Statistics and Data Analysis

Audience Engagement

  • Queries posed to students:

    • Who wants to learn R?

    • Who wants to become a data scientist?

    • Who wants to learn statistics?

  • Affiliation: UCONN Department of Statistics

  • Social Media Handle: @statsystem

The Current Context

  • Increased importance of statistics and data analytics:

    • Surrounding issues with "fake news" and "alternative facts"

    • Example: Claims and statistics surrounding hunger among American children

    • Expressing the necessity for statistical literacy in modern society

Examining Statistical Credibility

  • Example of Misleading Data:

    • One in four American children under age 12 at risk of hunger

    • Source: Food Research and Action Center

    • Based on the following questions:

      • “Do you ever eat less than you feel you should?”

      • “Did you ever rely on limited numbers of foods to feed your children because you were running out of money to buy food for a meal?”

  • Example of Misleading Advertising:

    • Kellogg’s Frosted Mini Wheats advertisement:

    • Claims: “clinically shown to improve kid’s attentiveness by nearly 20%”

    • Reality: Only half of the kids displayed any improvement in attentiveness; compared to kids who had water for breakfast

  • Health Insurance Example:

    • Prior to the Health Care Reform Act: 30% of employers predicted they'd “definitely” or “probably” stop health coverage

      • Based on leading survey questions to private-sector employers (sample size: 1,329)

Statistical Thinking

  • Definition (American Society of Quality - ASQ):

    • A philosophy of learning and action combining process thinking with statistics

  • Fundamental Principles of Statistical Thinking:

    • All work occurs in a system of interconnected processes

    • Variation exists in all processes

    • Understanding and reducing variation is the key to success

  • Involves applying rational thought and statistics to critically assess data and inferences

  • Connection to Lean Six-Sigma discussed

Overview of Statistics

  • Definition:

    • The science of data

  • Key Activities in Statistics:

    • Collecting: Surveys, Randomized Experiments, etc.

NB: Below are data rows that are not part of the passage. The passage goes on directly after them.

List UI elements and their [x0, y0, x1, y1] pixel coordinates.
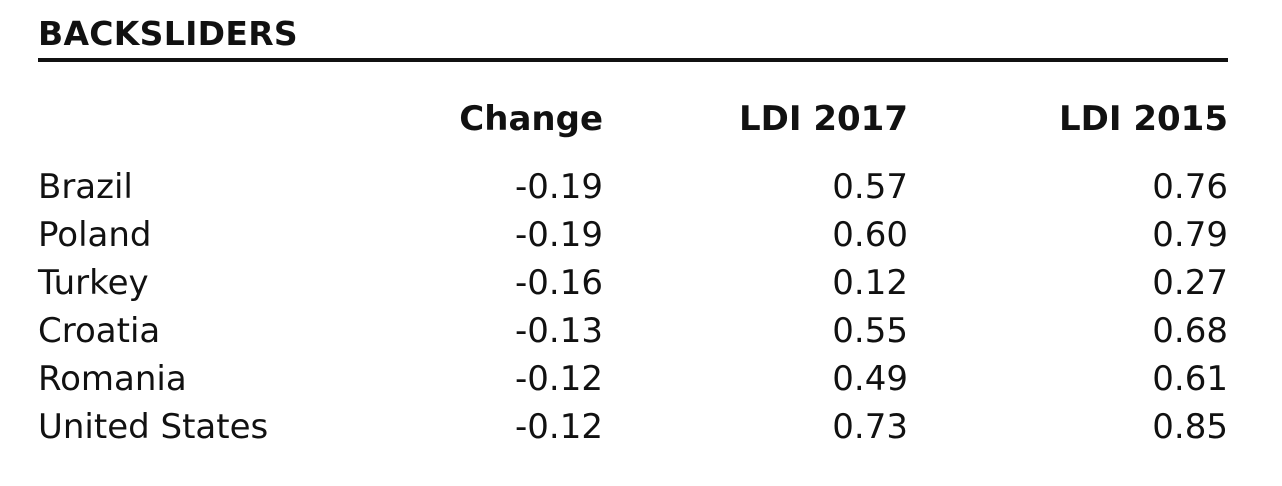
cell-ldi-2017: 0.73 — [832, 407, 908, 447]
header-change: Change — [459, 99, 603, 139]
cell-change: -0.19 — [515, 215, 603, 255]
cell-ldi-2017: 0.49 — [832, 359, 908, 399]
cell-country: Poland — [38, 215, 152, 255]
cell-ldi-2015: 0.76 — [1152, 167, 1228, 207]
cell-country: Brazil — [38, 167, 133, 207]
cell-ldi-2015: 0.27 — [1152, 263, 1228, 303]
cell-change: -0.19 — [515, 167, 603, 207]
cell-ldi-2015: 0.85 — [1152, 407, 1228, 447]
cell-change: -0.12 — [515, 407, 603, 447]
cell-ldi-2015: 0.61 — [1152, 359, 1228, 399]
cell-country: Croatia — [38, 311, 161, 351]
header-ldi-2015: LDI 2015 — [1058, 99, 1228, 139]
cell-country: Turkey — [38, 263, 149, 303]
cell-change: -0.16 — [515, 263, 603, 303]
cell-ldi-2017: 0.55 — [832, 311, 908, 351]
cell-change: -0.12 — [515, 359, 603, 399]
cell-ldi-2017: 0.57 — [832, 167, 908, 207]
cell-ldi-2015: 0.79 — [1152, 215, 1228, 255]
cell-country: United States — [38, 407, 269, 447]
title-divider — [38, 58, 1228, 62]
table-title: BACKSLIDERS — [38, 14, 298, 53]
cell-country: Romania — [38, 359, 187, 399]
cell-ldi-2017: 0.60 — [832, 215, 908, 255]
cell-change: -0.13 — [515, 311, 603, 351]
cell-ldi-2015: 0.68 — [1152, 311, 1228, 351]
cell-ldi-2017: 0.12 — [832, 263, 908, 303]
header-ldi-2017: LDI 2017 — [738, 99, 908, 139]
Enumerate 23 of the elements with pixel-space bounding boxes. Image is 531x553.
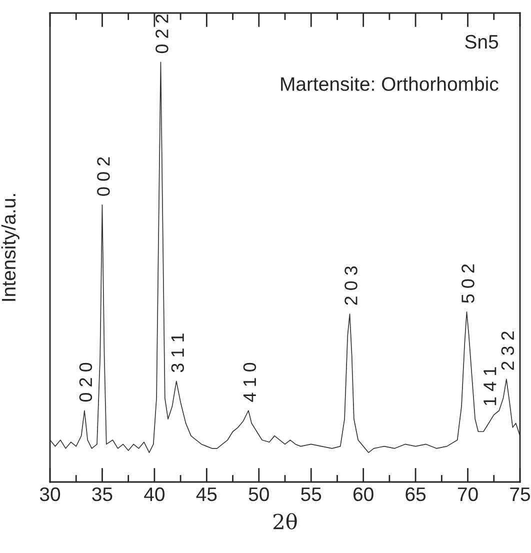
annotation: 5 0 2: [462, 264, 474, 303]
annotation: 4 1 0: [243, 362, 256, 402]
x-tick-label: 65: [406, 487, 426, 502]
x-tick-label: 35: [92, 487, 112, 502]
annotation: 0 2 0: [79, 362, 92, 402]
x-tick-label: 50: [248, 487, 269, 502]
x-tick-label: 30: [40, 487, 60, 502]
y-axis-title: Intensity/a.u.: [1, 194, 20, 301]
x-tick-label: 55: [301, 488, 322, 502]
x-tick-label: 70: [458, 487, 478, 502]
x-tick-label: 45: [196, 488, 217, 502]
annotation: 0 0 2: [97, 157, 110, 196]
x-tick-label: 60: [354, 487, 374, 502]
annotation: 2 0 3: [344, 266, 358, 305]
x-tick-label: 40: [144, 487, 164, 502]
annotation: 2 3 2: [501, 332, 514, 370]
annotation: 1 4 1: [484, 367, 496, 406]
annotation: 3 1 1: [171, 334, 184, 372]
text: Sn5: [465, 34, 498, 49]
x-tick-label: 75: [510, 488, 530, 502]
annotation: 0 2 2: [156, 14, 168, 54]
x-axis-title: 2θ: [274, 513, 297, 530]
annotation: Martensite: Orthorhombic: [281, 76, 498, 91]
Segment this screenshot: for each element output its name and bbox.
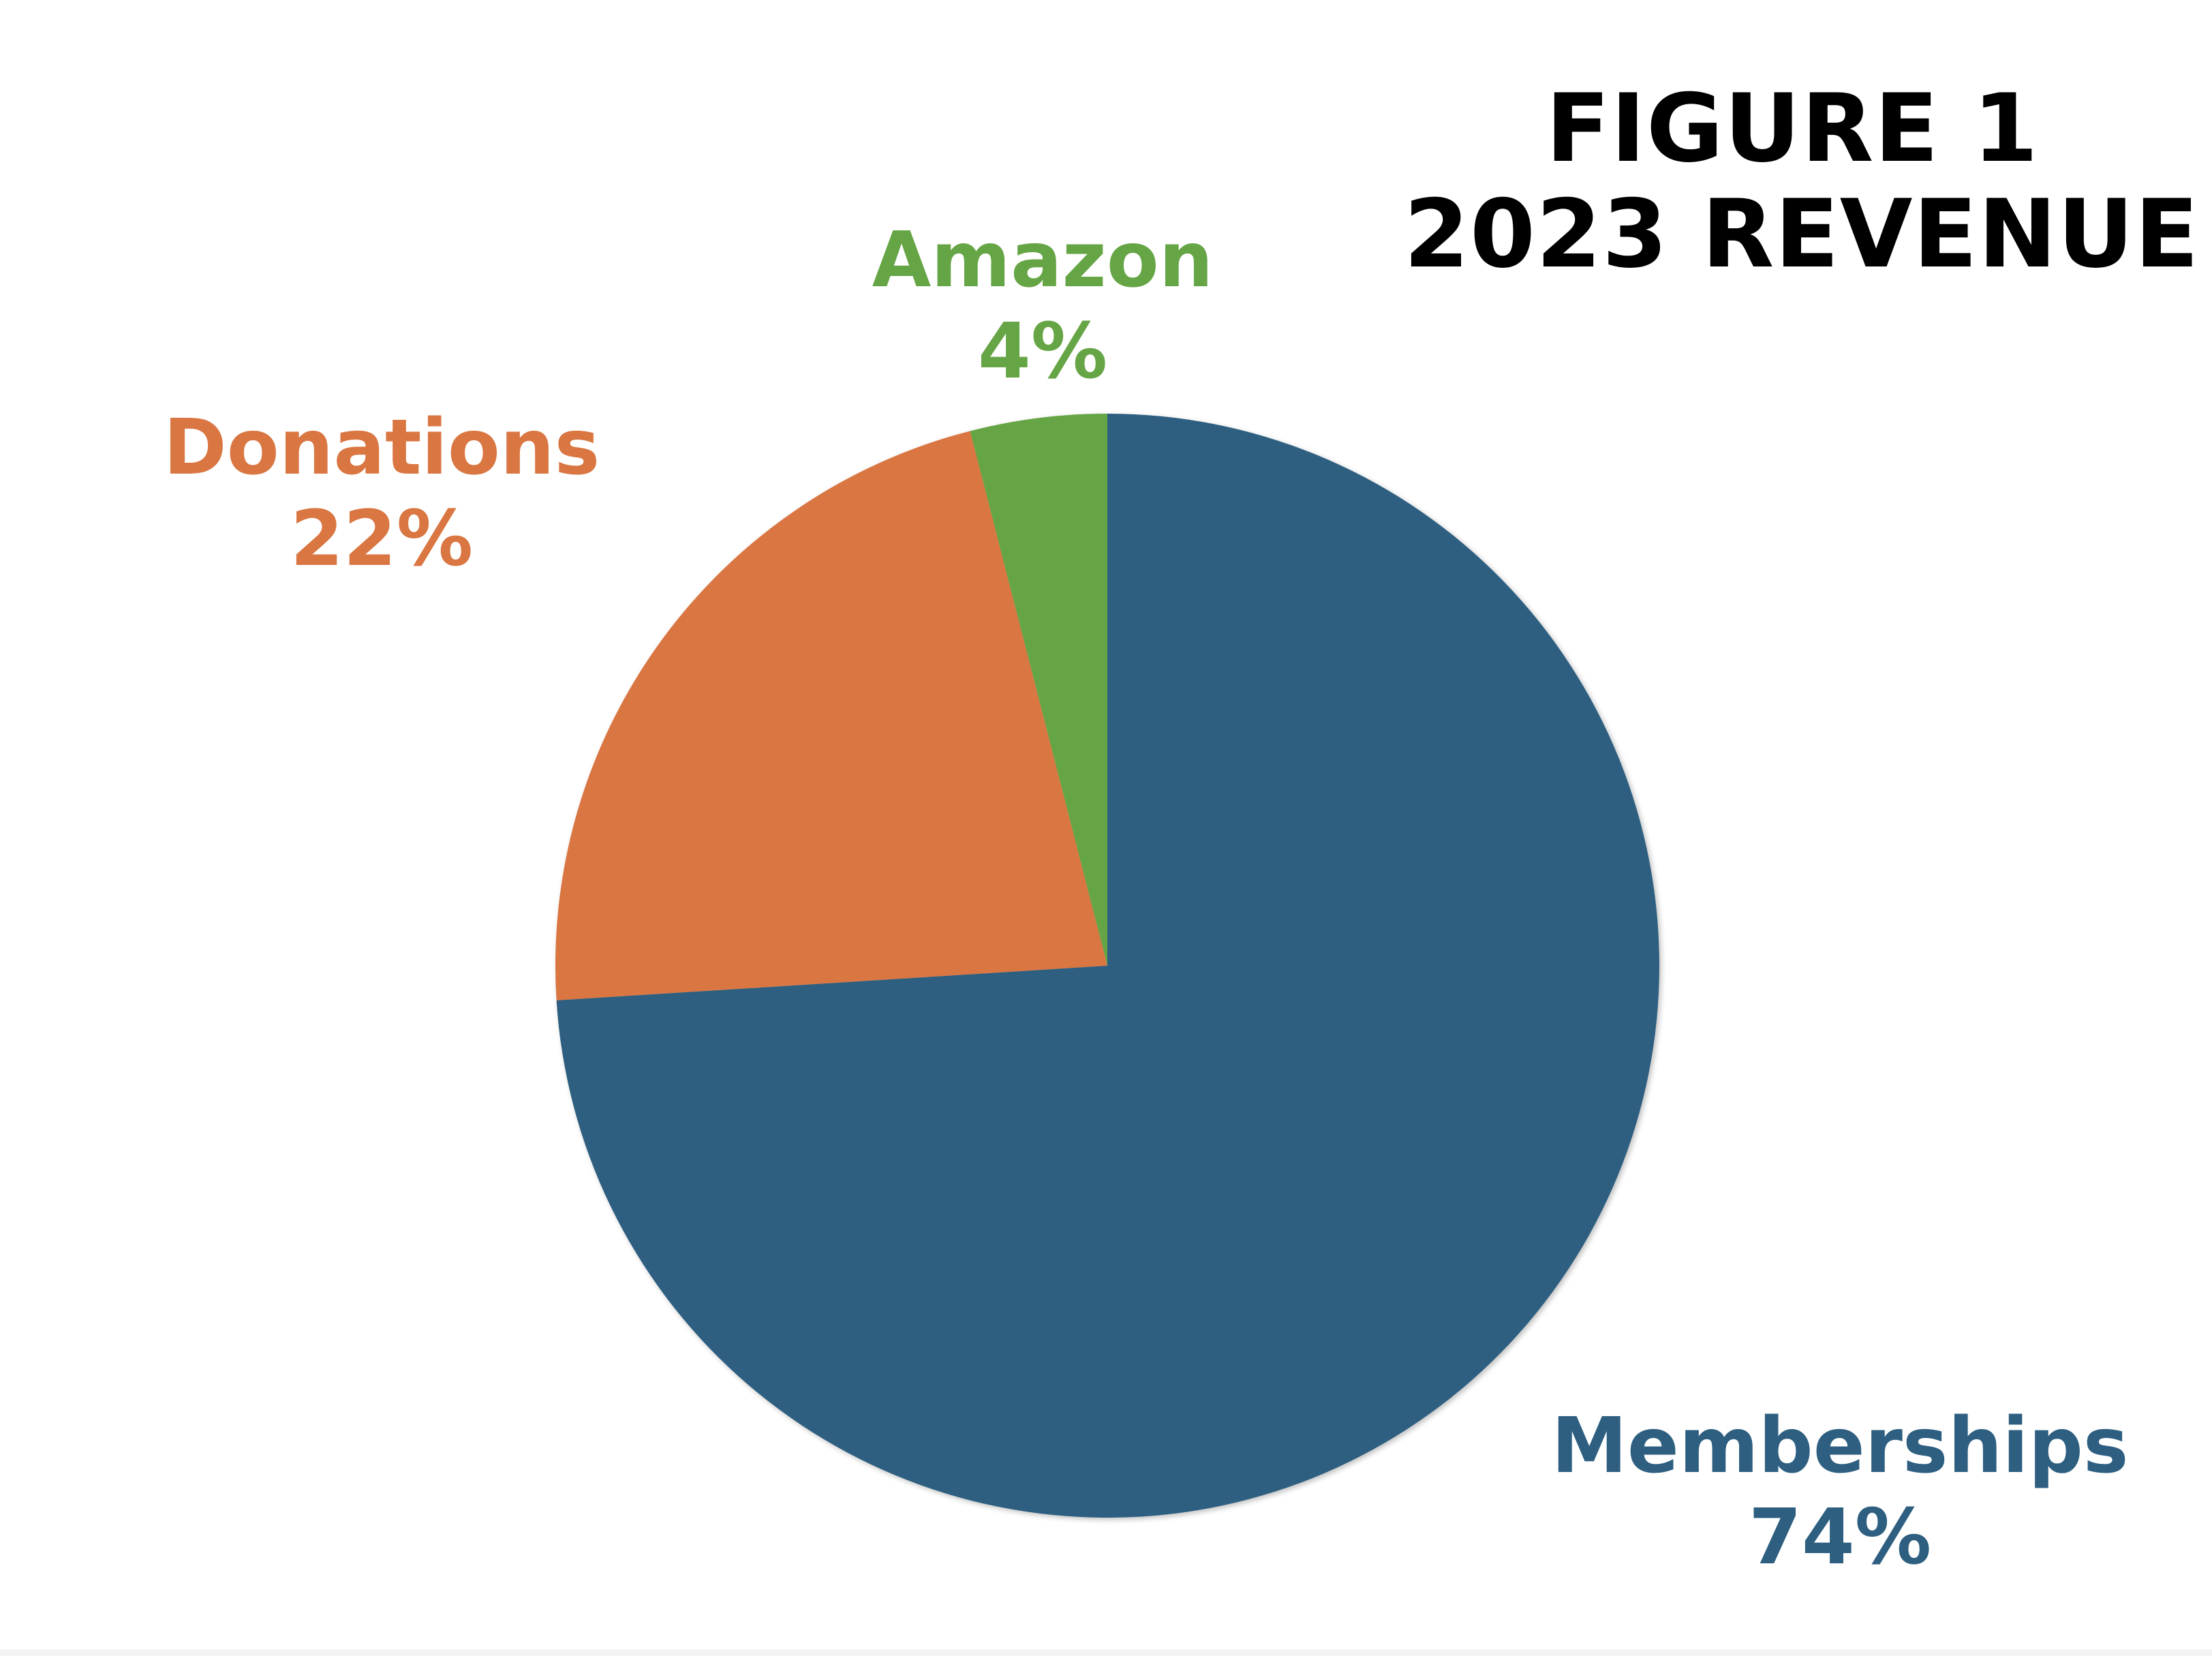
slice-label-memberships: Memberships 74% <box>1526 1400 2153 1584</box>
slice-label-name: Donations <box>163 403 600 492</box>
pie-slices <box>555 414 1659 1518</box>
chart-title-line-1: FIGURE 1 <box>1546 74 2039 183</box>
pie-slice-amazon <box>970 414 1107 966</box>
slice-label-value: 22% <box>290 495 474 584</box>
slice-label-amazon: Amazon 4% <box>838 215 1247 398</box>
slice-label-name: Amazon <box>872 216 1214 305</box>
chart-title-line-2: 2023 REVENUE <box>1404 179 2200 289</box>
slice-label-value: 4% <box>977 307 1108 397</box>
pie-slice-donations <box>555 431 1107 1000</box>
slice-label-value: 74% <box>1748 1493 1932 1582</box>
slice-label-donations: Donations 22% <box>150 402 613 585</box>
pie-slice-memberships <box>556 414 1659 1518</box>
slice-label-name: Memberships <box>1551 1402 2129 1490</box>
bottom-strip <box>0 1649 2212 1656</box>
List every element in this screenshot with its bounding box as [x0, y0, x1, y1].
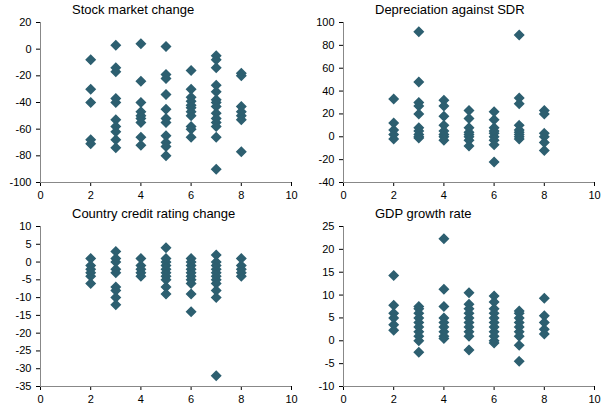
svg-text:-40: -40 [319, 176, 335, 188]
svg-text:5: 5 [25, 238, 31, 250]
svg-text:4: 4 [441, 393, 447, 405]
svg-text:-5: -5 [22, 273, 32, 285]
svg-text:0: 0 [340, 189, 346, 201]
svg-text:0: 0 [328, 130, 334, 142]
svg-text:0: 0 [25, 256, 31, 268]
svg-text:2: 2 [88, 189, 94, 201]
svg-text:-25: -25 [16, 344, 32, 356]
svg-text:-10: -10 [16, 291, 32, 303]
svg-text:100: 100 [316, 16, 334, 28]
svg-text:2: 2 [391, 189, 397, 201]
html-text:Country credit rating change: Country credit rating change [72, 206, 236, 221]
html-text:Stock market change: Stock market change [72, 2, 195, 17]
svg-text:8: 8 [541, 189, 547, 201]
svg-text:40: 40 [322, 85, 334, 97]
svg-text:10: 10 [19, 220, 31, 232]
svg-text:25: 25 [322, 220, 334, 232]
svg-text:20: 20 [322, 243, 334, 255]
svg-text:0: 0 [328, 334, 334, 346]
svg-text:60: 60 [322, 62, 334, 74]
svg-text:6: 6 [188, 189, 194, 201]
svg-text:4: 4 [138, 189, 144, 201]
svg-text:10: 10 [322, 289, 334, 301]
svg-text:-40: -40 [16, 96, 32, 108]
svg-text:-10: -10 [319, 380, 335, 392]
svg-text:8: 8 [238, 393, 244, 405]
svg-text:2: 2 [88, 393, 94, 405]
svg-text:6: 6 [491, 189, 497, 201]
svg-text:-80: -80 [16, 149, 32, 161]
svg-text:4: 4 [441, 189, 447, 201]
svg-text:6: 6 [491, 393, 497, 405]
html-text:Depreciation against SDR: Depreciation against SDR [375, 2, 525, 17]
svg-text:-100: -100 [9, 176, 31, 188]
svg-text:0: 0 [340, 393, 346, 405]
svg-text:10: 10 [588, 393, 600, 405]
svg-text:0: 0 [37, 189, 43, 201]
svg-text:-35: -35 [16, 380, 32, 392]
svg-text:0: 0 [37, 393, 43, 405]
svg-text:-5: -5 [325, 357, 335, 369]
svg-text:80: 80 [322, 39, 334, 51]
svg-text:10: 10 [588, 189, 600, 201]
svg-text:-20: -20 [16, 69, 32, 81]
svg-text:15: 15 [322, 266, 334, 278]
svg-text:10: 10 [285, 393, 297, 405]
svg-text:8: 8 [238, 189, 244, 201]
svg-text:-15: -15 [16, 309, 32, 321]
svg-text:20: 20 [19, 16, 31, 28]
svg-text:-20: -20 [319, 153, 335, 165]
svg-text:4: 4 [138, 393, 144, 405]
svg-text:-20: -20 [16, 327, 32, 339]
svg-text:20: 20 [322, 107, 334, 119]
svg-text:-30: -30 [16, 362, 32, 374]
svg-text:5: 5 [328, 311, 334, 323]
svg-text:6: 6 [188, 393, 194, 405]
svg-text:0: 0 [25, 43, 31, 55]
svg-text:-60: -60 [16, 123, 32, 135]
html-text:GDP growth rate: GDP growth rate [375, 206, 472, 221]
svg-text:2: 2 [391, 393, 397, 405]
svg-text:10: 10 [285, 189, 297, 201]
svg-text:8: 8 [541, 393, 547, 405]
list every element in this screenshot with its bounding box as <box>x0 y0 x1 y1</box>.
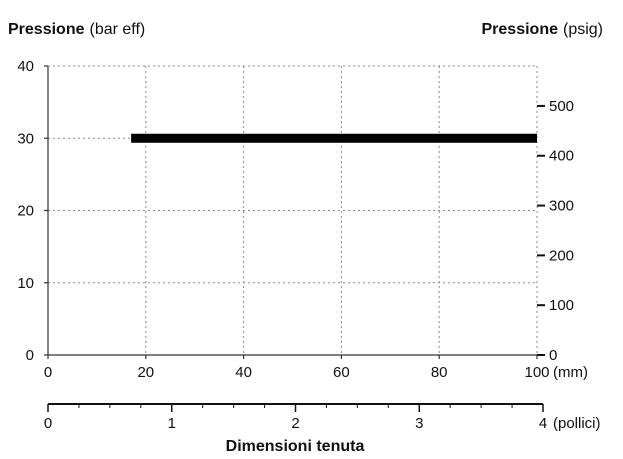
mm-tick-label: 20 <box>137 364 154 381</box>
right-tick-label: 300 <box>549 198 574 215</box>
left-axis-title: Pressione (bar eff) <box>8 21 145 38</box>
mm-tick-label: 60 <box>333 364 350 381</box>
mm-tick-label: 40 <box>235 364 252 381</box>
right-tick-label: 400 <box>549 148 574 165</box>
inch-axis: 0 1 2 3 4 <box>44 403 547 432</box>
left-tick-label: 30 <box>17 130 34 147</box>
inch-tick-label: 0 <box>44 415 52 432</box>
left-tick-label: 40 <box>17 58 34 75</box>
mm-tick-label: 0 <box>44 364 52 381</box>
x-axis-title: Dimensioni tenuta <box>226 438 365 455</box>
mm-tick-label: 100 <box>524 364 549 381</box>
inch-unit-label: (pollici) <box>553 415 601 432</box>
inch-tick-label: 3 <box>415 415 423 432</box>
inch-tick-label: 4 <box>539 415 547 432</box>
mm-unit-label: (mm) <box>553 364 588 381</box>
right-axis-ticks: 0 100 200 300 400 500 <box>537 98 574 364</box>
left-axis-ticks: 0 10 20 30 40 <box>17 58 48 364</box>
grid <box>48 65 538 355</box>
left-tick-label: 0 <box>26 347 34 364</box>
left-tick-label: 20 <box>17 203 34 220</box>
right-tick-label: 200 <box>549 247 574 264</box>
left-tick-label: 10 <box>17 275 34 292</box>
left-axis-title-unit: (bar eff) <box>89 21 145 38</box>
right-tick-label: 0 <box>549 347 557 364</box>
left-axis-title-bold: Pressione <box>8 21 85 38</box>
inch-tick-label: 2 <box>291 415 299 432</box>
right-axis-title: Pressione (psig) <box>482 21 604 38</box>
right-axis-title-unit: (psig) <box>563 21 603 38</box>
inch-tick-label: 1 <box>168 415 176 432</box>
right-tick-label: 100 <box>549 297 574 314</box>
mm-axis-ticks: 0 20 40 60 80 100 <box>44 355 550 381</box>
right-axis-title-bold: Pressione <box>482 21 559 38</box>
mm-tick-label: 80 <box>431 364 448 381</box>
right-tick-label: 500 <box>549 98 574 115</box>
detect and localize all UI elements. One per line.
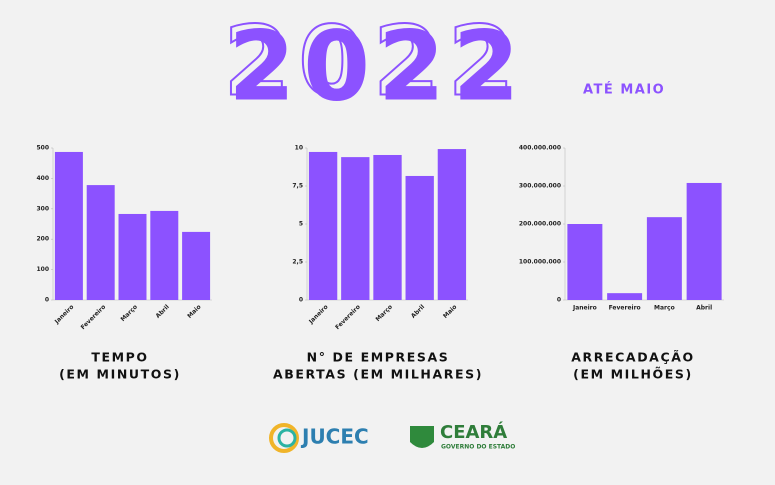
bar bbox=[341, 157, 370, 300]
y-tick-label: 200 bbox=[36, 236, 49, 243]
y-tick-label: 10 bbox=[295, 145, 303, 152]
x-tick-label: Janeiro bbox=[572, 305, 597, 312]
y-tick-label: 300 bbox=[36, 205, 49, 212]
x-tick-label: Abril bbox=[696, 305, 712, 312]
y-tick-label: 2,5 bbox=[292, 259, 303, 266]
chart-title: (EM MINUTOS) bbox=[59, 367, 181, 382]
logo-subtext: GOVERNO DO ESTADO bbox=[441, 444, 515, 451]
x-tick-label: Março bbox=[654, 305, 675, 312]
x-tick-label: Fevereiro bbox=[609, 305, 641, 312]
bar bbox=[373, 154, 402, 300]
y-tick-label: 500 bbox=[36, 145, 49, 152]
y-tick-label: 300.000.000 bbox=[519, 183, 561, 190]
y-tick-label: 0 bbox=[557, 297, 561, 304]
bar bbox=[405, 175, 434, 300]
y-tick-label: 400 bbox=[36, 175, 49, 182]
title: 2022 bbox=[228, 10, 527, 122]
y-tick-label: 0 bbox=[45, 297, 49, 304]
logo-text: JUCEC bbox=[300, 425, 369, 449]
y-tick-label: 100 bbox=[36, 266, 49, 273]
y-tick-label: 0 bbox=[299, 297, 303, 304]
logo-icon bbox=[410, 426, 434, 448]
y-tick-label: 400.000.000 bbox=[519, 145, 561, 152]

    • Classifying: Distinguishing between Quantitative and Qualitative variables

    • Organizing: Using Tables and Databases

    • Summarizing: Using measures like Means, Medians, Standard Deviations

    • Analyzing: Methods like Hypothesis Tests, Confidence Intervals, Regression

    • Interpreting: Drawing Conclusions and making Decisions

Types of Statistical Methods

  • Descriptive Statistics:

    • Uses numerical and graphical methods to explore, summarize, and present data

  • Inferential Statistics:

    • Involves drawing conclusions about populations from samples using descriptive statistics data

Distinction Between Descriptive and Inferential Statistics

  • Descriptive Statistics:

    • Converts raw data into meaningful summaries and visuals

  • Inferential Statistics:

    • Involves making conclusions beyond the data available in a sample

    • Example: Inferring support for a political candidate based on a sample

Key Definitions

  • Population: The entire set of units or objects of interest

  • Sample: A subset of the population that researchers have access to

  • Variable: An attribute of a unit or object, e.g., a voter's choice for president

  • Parameter: A summary measure calculated from a population, e.g., the proportion of voters for a candidate

  • Statistic: A summary measure calculated from a sample, e.g., the proportion of voters supporting a candidate in a sample

  • Symbol Usage:

    • Parameters are generally represented using Greek letters

    • Statistics are typically represented using Latin letters

Practical Examples and Inferences

  • Example of Hypothesis Testing:

    • Study of FOX viewers' average age

    • Hypothesis tested: Is the average age of FOX viewers greater than 60?

    • Components:

      • Population: All FOX viewers

      • Variable of Interest: Age (years) of each viewer

      • Sample: 200 selected FOX viewers

      • Inference: Estimate average age and determine if it exceeds 60 years

Types of Data

  • Data Sources:

    • Published data (books, journals, websites)

    • Survey data

    • Designed experimental data

    • Observational study data

  • Quantitative Data:

    • Recorded on a numerical scale, e.g., unemployment rates

    • Example: Number of male and female executives in a sample

  • Qualitative Data:

    • Cannot be quantified; classified into categories

    • Example: Political affiliation of a sample of CEOs

  • Ordinal Data:

    • A subcategory of qualitative data with a hierarchy, e.g., low to high

Case Study Variables Classification

  • Study Example:

    • U.S. Army Corps of Engineers study on fish in the Tennessee River

  • Variables Measured:

    1. River/Creeek (Qualitative)

    2. Species (Qualitative)

    3. Length (Quantitative)

    4. Weight (Quantitative)

    5. DDT Concentration (Quantitative)

  • Measure Classifications:

    • Measurement variables are typically quantitative

    • Classification variables are typically qualitative

Summary

  • Conclusion of Part I of Chapter 1, covering a foundational understanding of statistics, types of statistical methods, and the importance of statistical literacy in the context of modern data challenges.